Gardienne de but en robe à fleurs, nageuse au maillot assorti, travailleuse comme une abeille, elle peut aussi se rebeller, se bagarrer, hurler à tout rompre, puis se réconcilier, se calmer et chanter. Comme tout enfant. Chaque page est un croquis, un portrait consacré à une de ses caractéristiques. Faisant fi de ce qui pourrait apparaître comme des qualités et des défauts, l’album se termine sur une déclaration d’amour absolu et plein de fierté de ces parents pour… leur fille.
Notre fille, d’Anthony Browne (Kaléidoscope). De 3 à 6 ans.
Le jour où je suis devenue grande sœur
Voilà un moment fort dans la vie d’une famille : l’arrivée d’un bébé. Martina Aranda donne la parole à la sœur aînée, Leonor, 5 ans et demi. Comme dans un journal, elle nous raconte son attente, son impatience, son enthousiasme. Elle se lance dans une myriade de préparatifs pour accueillir le nouveau venu, Max, « futur roi des monstres » (allusion au génial Max et les Maximonstres, de Maurice Sendak).
Dessinées sur fond blanc crème, d’un trait fin à l’encre avec quelques touches délicates d’aquarelles, les scènes se concentrent sur l’action sans décor autour. Positive, attentive, Leonor crée un cocon de bonheur pour son petit frère. À sa suite, on se dit que la vie pourrait être simple et paisible avec un brin de bienveillance et de douceur.

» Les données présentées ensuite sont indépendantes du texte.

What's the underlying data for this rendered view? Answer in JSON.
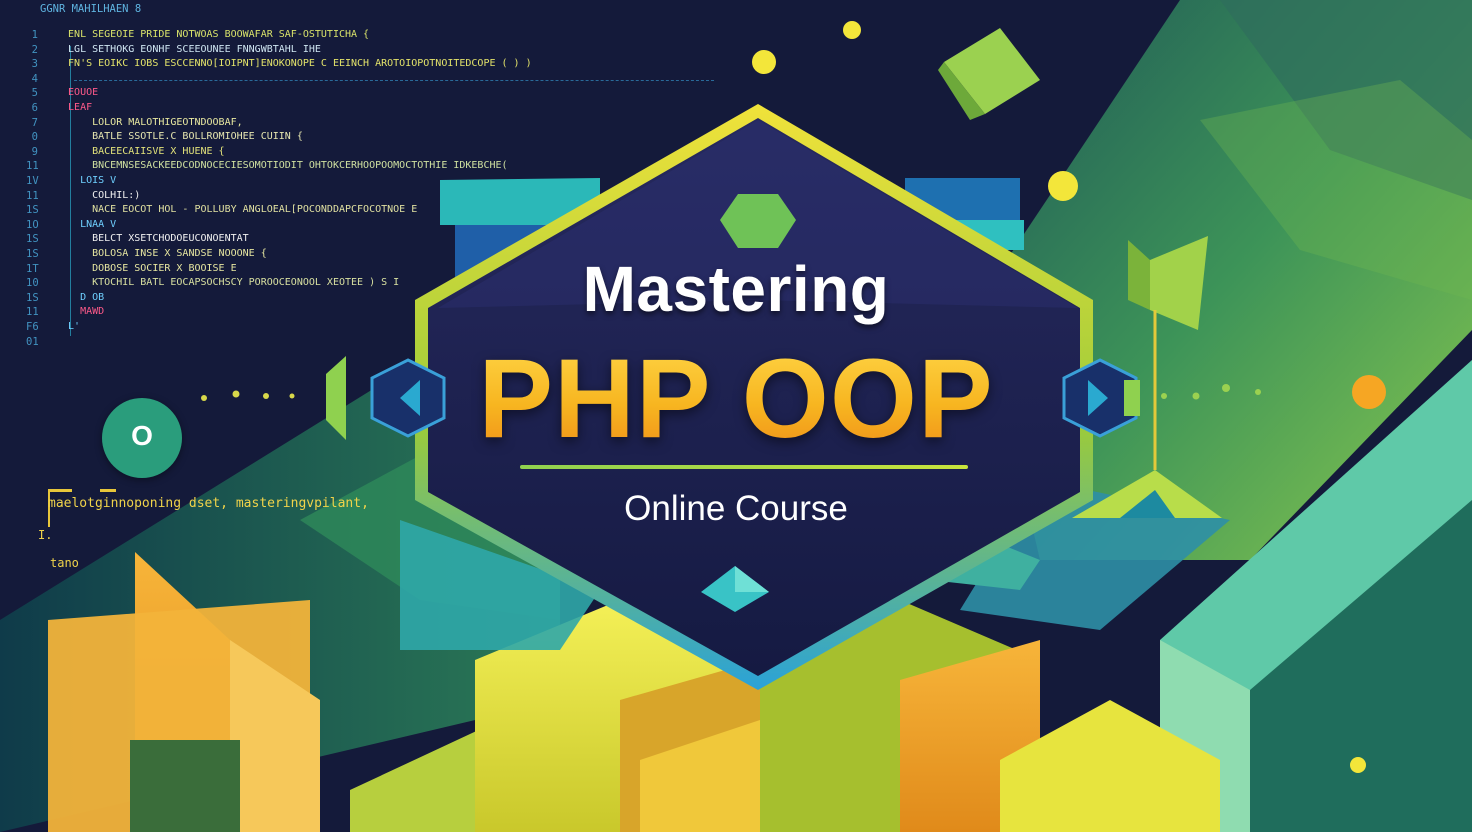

Le jour où je suis devenue grande sœur, de Martina Aranda (Pastel/L’école des loisirs). À partir de 5 ans.
Lotta sait tout faire
Ce livre est signé par deux immenses dames de la littérature jeunesse : l’illustratrice italienne Béatrice Alemagna et l’autrice suédoise Astrid Lindgren (1907-2002), plusieurs fois nominée pour le prix Nobel. Son personnage Fifi Brindacier, rendu célèbre par la télévision, est considéré en Suède comme une icône féministe. Libre et indépendante, voire frondeuse, la jeune héroïne bouscule les rapports de pouvoir entre adultes et enfants, filles et garçons, ce qui fut parfois mal vu.
Lotta, 5 ans à peine, dont il est ici question, pourrait être sa sœur cadette. Apparue dans Lotta la filoute, elle est rousse et porte des couettes comme son aînée. Dans Lotta sait tout faire, composé de trois courts récits parfaits quand on commence à lire avec aisance, Lotta fait preuve d’inventivité face aux contrariétés de la vie, notamment quand la fête de Pâques, puis celle de Noël risquent d’être gâchées, mais aussi de solidarité pour leur vieille voisine. Un regret pour un si bel ouvrage : les quelques erreurs de frappe ou de traduction.
Lotta sait tout faire, d’Astrid Lindgren et Béatrice Alemagna (Versant Sud). À partir de 6 ans.